Renæssanceforum 12 • 2017
close window
Sigurður Pétursson
To Mariadigte

Two Poems for the Virgin Mary
Being a part of the Danish Realm for centuries, Iceland was at times confronted with international challenges through Copenhagen and the Government of Denmark. This was the case with the Lutheran Reformation which King Christian III of Denmark imposed on his subjects partly against their will. In Iceland, opinions differed and the Reformation was not fully effected until 1550, when the last Catholic bishop, Jón Arason, was beheaded with two of his sons. That did not mean that some Catholic traditions did not live on, sometimes secretly. Thus, a much beloved poem of the 14th century, Lilja, composed in the Old Norse language and dedicated to the Holy Virgin, was so deeply rooted in the religious life of the Icelanders that when a collection of Icelandic poetry was published by leading Icelandic Lutherans in 1612 this poem was included after some expurgations, which shows that there was at least a limited acceptance in Iceland of the role of Mary in the Lutheran Church.
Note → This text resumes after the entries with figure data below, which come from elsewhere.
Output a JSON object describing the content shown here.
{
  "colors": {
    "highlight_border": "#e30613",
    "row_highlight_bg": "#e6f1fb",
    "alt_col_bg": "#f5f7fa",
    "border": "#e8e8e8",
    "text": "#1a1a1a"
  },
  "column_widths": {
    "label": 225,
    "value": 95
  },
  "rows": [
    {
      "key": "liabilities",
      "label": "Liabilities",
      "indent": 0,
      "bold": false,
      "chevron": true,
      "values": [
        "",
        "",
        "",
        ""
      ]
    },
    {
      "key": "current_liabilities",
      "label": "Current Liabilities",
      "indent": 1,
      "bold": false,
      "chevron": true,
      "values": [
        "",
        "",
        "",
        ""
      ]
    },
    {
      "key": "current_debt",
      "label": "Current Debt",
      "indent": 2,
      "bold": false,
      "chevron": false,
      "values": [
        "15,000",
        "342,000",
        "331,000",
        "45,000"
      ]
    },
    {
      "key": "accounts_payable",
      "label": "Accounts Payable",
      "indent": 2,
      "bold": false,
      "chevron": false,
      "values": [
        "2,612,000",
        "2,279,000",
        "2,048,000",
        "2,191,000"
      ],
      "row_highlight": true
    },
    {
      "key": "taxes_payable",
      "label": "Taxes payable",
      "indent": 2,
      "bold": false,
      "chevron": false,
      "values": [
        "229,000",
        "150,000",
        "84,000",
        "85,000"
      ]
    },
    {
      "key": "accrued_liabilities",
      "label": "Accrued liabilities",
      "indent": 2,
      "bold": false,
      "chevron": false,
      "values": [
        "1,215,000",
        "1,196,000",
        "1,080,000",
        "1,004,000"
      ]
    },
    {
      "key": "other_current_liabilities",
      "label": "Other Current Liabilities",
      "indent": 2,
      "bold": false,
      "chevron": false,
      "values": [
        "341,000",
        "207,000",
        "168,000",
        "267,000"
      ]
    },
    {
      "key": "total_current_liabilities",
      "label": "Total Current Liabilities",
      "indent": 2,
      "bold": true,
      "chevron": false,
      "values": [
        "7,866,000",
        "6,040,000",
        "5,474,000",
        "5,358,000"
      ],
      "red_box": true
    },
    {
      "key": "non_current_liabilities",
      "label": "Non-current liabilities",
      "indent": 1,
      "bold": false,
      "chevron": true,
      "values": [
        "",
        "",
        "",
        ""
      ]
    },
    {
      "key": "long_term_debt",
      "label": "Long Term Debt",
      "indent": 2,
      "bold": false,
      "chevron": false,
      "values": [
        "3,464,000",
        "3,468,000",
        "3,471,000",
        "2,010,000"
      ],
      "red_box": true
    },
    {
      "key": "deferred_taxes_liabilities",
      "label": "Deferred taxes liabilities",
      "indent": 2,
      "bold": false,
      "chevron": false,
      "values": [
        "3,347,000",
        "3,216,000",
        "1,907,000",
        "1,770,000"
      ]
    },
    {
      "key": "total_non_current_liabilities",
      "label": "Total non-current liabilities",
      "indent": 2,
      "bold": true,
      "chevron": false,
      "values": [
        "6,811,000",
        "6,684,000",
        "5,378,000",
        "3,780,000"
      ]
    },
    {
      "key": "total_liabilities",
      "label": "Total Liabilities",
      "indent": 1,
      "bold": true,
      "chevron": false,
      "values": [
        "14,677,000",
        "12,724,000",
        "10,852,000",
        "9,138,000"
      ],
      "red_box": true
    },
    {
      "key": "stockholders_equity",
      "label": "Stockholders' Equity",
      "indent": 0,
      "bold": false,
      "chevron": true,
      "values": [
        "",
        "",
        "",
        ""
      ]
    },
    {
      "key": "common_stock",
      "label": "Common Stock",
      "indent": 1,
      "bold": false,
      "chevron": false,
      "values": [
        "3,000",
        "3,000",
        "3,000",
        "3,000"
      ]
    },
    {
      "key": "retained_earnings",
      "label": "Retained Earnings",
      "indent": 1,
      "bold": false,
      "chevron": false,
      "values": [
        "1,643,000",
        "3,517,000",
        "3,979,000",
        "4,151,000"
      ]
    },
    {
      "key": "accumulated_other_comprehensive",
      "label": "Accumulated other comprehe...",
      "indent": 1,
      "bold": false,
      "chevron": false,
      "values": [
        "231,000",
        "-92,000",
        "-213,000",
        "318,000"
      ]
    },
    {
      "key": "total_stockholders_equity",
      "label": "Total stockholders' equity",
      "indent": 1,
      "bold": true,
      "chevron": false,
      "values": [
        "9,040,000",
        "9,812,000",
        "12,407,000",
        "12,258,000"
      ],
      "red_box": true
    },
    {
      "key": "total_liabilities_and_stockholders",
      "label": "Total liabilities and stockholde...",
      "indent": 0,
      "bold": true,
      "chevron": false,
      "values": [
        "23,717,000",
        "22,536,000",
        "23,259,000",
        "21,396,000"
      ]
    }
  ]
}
The idiosyncratic position of the Icelandic Church in the 17th century was rooted in the fact that many of its leaders were descendants of Jón Arason, whom they revered as a respected and important ancestor although they officially had to condemn his religious beliefs. Jón Arason was a devotee of the Holy Virgin but nobody knows the degree to which this may have influenced the worship of Mary among his descendants. Two learned great-great-grandsons nevertheless ventured to write important poetical works in Latin on the Holy Virgin despite the possible consequences they might have had to suffer at the hands of church authorities in Copenhagen. About the same time, shortly after the middle of the 17th century, a young scholar called Pááll Hallsson translated the original Old Norse text of Lilja into Latin, while Brynjólfur Sveinsson, a most learned bishop, composed an original and personal poem dedicated to the Holy Virgin, also in Latin. For decades these works were shrouded in silence until publicly discussed in the late 18th century, thus leaving to posterity a valuable testimony to the intricate question of the limits of free speech in religious matters and to the importance of the use of Latin as a medium in the learned world and as a preserver of literary values originally expressed in a vernacular language.